Over the past 13 years, natural gas production in the U.S. has nearly doubled from 55 Bcf/day in 2010 to nearly 102 Bcf/day today, as indicated in the chart below.  American technology and production efficiencies were the starting points that allowed that growth to occur. But with such significant advancements, why would natural gas supplies to existing facilities prior to this growth be less reliable now?

I believe it has to do with a fundamental shift in the type of entities investing into and paying for infrastructure today, versus several decades ago. Deregulation of interstate pipelines via FERC Order 636 in the early 1990s made those entities simply transporters of gas without the opportunity – or responsibility – of buying the physical gas. The responsibility to ensure that enough gas was available was transferred down to the next regulated entity – local distribution companies (LDCs) – which picked up interstate pipeline capacity costs to make sure they could provide enough gas to meet demand in their markets.

As deregulation at the state level occurred in the first decade of the 21st century, LDCs decided that the cost to own space on an upstream pipeline to move a commodity they were no longer required to purchase was no longer prudent.

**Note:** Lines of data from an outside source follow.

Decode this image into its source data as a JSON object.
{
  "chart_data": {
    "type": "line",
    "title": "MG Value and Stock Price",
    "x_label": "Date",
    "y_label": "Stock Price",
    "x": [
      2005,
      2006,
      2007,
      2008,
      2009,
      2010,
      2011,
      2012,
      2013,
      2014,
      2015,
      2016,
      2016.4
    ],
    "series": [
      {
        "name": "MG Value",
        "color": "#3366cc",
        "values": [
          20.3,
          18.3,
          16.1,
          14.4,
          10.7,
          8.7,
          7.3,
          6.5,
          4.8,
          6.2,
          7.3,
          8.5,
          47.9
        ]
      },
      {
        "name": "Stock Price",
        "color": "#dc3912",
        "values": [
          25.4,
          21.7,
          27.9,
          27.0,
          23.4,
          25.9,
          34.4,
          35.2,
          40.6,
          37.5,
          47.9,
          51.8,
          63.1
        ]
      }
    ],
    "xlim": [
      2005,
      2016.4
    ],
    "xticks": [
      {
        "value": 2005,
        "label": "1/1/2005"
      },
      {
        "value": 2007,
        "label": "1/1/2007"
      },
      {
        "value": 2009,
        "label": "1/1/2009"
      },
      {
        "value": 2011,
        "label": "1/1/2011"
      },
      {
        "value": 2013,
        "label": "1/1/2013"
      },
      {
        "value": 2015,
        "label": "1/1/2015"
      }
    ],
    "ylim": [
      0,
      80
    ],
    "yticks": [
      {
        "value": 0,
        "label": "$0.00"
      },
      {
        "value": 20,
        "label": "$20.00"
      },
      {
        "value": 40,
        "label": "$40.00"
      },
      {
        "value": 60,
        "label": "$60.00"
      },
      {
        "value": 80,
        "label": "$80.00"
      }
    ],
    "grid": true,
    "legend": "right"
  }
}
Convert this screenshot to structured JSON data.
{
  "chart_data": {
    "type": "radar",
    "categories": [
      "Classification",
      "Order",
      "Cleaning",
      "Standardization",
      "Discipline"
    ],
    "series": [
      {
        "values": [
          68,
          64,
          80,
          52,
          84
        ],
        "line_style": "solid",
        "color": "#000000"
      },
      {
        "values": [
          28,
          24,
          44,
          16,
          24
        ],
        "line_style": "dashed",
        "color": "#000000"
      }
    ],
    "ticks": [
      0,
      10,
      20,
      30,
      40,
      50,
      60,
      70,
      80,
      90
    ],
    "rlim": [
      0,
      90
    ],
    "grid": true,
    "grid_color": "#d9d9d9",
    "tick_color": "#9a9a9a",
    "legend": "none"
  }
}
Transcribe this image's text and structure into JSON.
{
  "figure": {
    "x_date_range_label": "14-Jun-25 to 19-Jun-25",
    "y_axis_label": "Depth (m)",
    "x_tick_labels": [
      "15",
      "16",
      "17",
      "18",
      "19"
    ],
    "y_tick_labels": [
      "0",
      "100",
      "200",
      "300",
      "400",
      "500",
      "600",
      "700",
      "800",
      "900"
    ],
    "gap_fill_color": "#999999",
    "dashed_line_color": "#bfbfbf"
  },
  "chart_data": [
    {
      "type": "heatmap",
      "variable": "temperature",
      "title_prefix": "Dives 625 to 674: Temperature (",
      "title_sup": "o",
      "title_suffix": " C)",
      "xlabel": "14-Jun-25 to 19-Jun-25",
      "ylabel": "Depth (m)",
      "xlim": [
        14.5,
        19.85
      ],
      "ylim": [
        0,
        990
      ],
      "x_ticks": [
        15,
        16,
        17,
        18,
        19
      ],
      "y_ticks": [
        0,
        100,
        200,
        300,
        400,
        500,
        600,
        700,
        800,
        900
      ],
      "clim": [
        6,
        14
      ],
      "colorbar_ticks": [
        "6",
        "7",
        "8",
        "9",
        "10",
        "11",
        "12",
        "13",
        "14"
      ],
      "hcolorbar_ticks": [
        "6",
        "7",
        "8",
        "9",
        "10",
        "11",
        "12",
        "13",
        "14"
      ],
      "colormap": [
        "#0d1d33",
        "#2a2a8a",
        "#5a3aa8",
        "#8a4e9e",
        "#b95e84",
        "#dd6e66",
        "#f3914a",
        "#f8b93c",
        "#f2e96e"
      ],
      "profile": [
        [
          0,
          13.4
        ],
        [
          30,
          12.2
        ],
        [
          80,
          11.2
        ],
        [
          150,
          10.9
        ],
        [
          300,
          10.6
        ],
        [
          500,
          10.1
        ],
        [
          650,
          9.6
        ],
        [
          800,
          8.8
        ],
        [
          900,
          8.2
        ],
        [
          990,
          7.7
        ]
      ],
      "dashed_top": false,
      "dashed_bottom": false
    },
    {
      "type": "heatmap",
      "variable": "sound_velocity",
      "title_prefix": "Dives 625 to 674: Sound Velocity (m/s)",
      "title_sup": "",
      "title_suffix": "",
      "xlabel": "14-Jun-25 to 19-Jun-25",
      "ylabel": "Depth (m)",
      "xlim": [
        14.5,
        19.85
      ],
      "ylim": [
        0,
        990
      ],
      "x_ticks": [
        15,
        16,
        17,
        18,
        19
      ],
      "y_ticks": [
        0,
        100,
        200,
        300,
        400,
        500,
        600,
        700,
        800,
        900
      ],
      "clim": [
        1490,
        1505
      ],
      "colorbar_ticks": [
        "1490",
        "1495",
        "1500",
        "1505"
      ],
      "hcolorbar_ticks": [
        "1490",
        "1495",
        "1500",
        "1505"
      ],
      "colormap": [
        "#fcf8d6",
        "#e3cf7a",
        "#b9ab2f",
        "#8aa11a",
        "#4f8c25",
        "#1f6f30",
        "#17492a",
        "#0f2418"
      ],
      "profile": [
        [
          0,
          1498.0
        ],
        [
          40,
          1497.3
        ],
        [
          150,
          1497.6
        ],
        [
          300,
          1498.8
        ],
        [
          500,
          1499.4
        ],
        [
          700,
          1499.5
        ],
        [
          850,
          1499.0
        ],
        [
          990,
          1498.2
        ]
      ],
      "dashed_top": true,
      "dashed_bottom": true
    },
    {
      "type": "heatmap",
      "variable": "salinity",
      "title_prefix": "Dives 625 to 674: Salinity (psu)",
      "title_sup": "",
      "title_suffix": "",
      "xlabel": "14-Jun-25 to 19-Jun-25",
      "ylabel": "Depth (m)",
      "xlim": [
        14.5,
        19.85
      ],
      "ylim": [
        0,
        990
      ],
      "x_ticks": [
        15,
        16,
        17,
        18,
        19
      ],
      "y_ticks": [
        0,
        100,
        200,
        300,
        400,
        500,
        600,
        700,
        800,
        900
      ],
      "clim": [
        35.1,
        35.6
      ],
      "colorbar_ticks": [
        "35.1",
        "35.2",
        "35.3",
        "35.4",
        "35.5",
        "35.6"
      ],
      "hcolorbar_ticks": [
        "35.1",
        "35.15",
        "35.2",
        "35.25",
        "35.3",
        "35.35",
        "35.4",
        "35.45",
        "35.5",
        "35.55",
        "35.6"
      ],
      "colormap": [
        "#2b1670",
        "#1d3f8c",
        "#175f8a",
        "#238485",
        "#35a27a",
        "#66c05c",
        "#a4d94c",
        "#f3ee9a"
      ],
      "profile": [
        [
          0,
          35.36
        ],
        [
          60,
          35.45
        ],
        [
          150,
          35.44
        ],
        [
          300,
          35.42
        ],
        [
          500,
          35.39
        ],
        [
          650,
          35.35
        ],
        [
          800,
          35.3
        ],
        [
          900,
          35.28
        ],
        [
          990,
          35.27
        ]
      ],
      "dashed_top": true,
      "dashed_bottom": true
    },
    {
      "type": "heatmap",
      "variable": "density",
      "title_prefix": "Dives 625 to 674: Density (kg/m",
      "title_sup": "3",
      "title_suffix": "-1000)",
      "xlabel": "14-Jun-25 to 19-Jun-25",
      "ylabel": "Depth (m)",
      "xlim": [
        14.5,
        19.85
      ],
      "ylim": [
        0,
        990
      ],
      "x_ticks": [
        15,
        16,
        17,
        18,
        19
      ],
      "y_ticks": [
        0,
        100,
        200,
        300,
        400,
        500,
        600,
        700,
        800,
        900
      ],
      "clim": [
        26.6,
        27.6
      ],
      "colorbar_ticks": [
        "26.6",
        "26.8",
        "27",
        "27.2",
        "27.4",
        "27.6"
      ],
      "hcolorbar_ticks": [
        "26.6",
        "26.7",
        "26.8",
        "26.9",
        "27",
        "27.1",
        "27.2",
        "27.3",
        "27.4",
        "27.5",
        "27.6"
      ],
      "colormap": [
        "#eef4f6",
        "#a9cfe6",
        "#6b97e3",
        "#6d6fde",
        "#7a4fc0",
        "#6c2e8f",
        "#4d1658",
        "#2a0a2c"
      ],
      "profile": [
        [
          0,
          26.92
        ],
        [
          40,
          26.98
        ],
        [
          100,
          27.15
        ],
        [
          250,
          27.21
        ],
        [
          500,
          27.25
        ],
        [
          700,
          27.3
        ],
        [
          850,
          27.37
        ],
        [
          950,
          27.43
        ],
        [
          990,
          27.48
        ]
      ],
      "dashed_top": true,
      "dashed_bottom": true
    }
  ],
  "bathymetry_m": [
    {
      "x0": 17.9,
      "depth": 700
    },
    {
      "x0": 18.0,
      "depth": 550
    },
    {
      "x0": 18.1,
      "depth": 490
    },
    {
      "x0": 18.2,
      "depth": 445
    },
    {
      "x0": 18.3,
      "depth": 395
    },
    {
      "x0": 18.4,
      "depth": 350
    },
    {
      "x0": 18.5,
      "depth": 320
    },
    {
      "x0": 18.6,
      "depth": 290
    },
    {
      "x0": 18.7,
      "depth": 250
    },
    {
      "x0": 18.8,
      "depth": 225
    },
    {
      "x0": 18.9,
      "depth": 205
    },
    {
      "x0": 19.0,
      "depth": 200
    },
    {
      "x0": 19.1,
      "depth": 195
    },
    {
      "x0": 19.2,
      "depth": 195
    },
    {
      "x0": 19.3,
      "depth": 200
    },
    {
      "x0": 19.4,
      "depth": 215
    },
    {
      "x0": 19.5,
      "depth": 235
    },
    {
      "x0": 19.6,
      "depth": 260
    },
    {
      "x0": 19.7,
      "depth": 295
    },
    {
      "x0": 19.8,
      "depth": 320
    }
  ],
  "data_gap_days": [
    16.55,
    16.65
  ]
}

That’s when the gas purchase obligation shifted, for the first time, to an unregulated group of business classes that a) had no guarantee of a return like regulated utilities, and b) were allowed to use the regulated infrastructure to move their gas to any market that would keep them in business. Over the past 15 years, these two relatively new drivers of infrastructure investment were the producers of natural gas and the marketers that sell natural gas in deregulated markets.

This shift from regulated entities, which had defined regional markets that rarely overlapped and often owned excess pipeline capacity that could be recovered via rate increases approved by state regulatory commissions, were replaced by producers and marketers paying for pipeline capacity, who were just trying to get natural gas to a major gas hub or to the next customer.

This new endpoint for gas, which might be in a different part of the state or in a different region, is no longer bound by the restriction of where a single LDC system might go. Instead, there now exists an endless grid of possibilities that continues to expand as demand shifts from region to region, season to season, and even between fuel sources as renewables grow and coal continues to decline – all impacting where natural gas is needed.

So, while supply and infrastructure have grown significantly, the original flow direction, path, and ultimate destination of gas has also changed. The flexibility – and to some extent, reliability – of the old way, when regulated LDCs bought and sold most gas, now hinges on market pricing and pipeline grid options, which dictate the direction that gas flows on any given day.

This increased flexibility of where supply can go also comes with new challenges for end-use customers in the form of more frequent OFOs and growing price volatility.

Understanding the complexity of the pipeline grid, the bottlenecks, the flexibility of your LDC, and the quality of your supplier and contract is key to mitigating the growing risk of OFOs.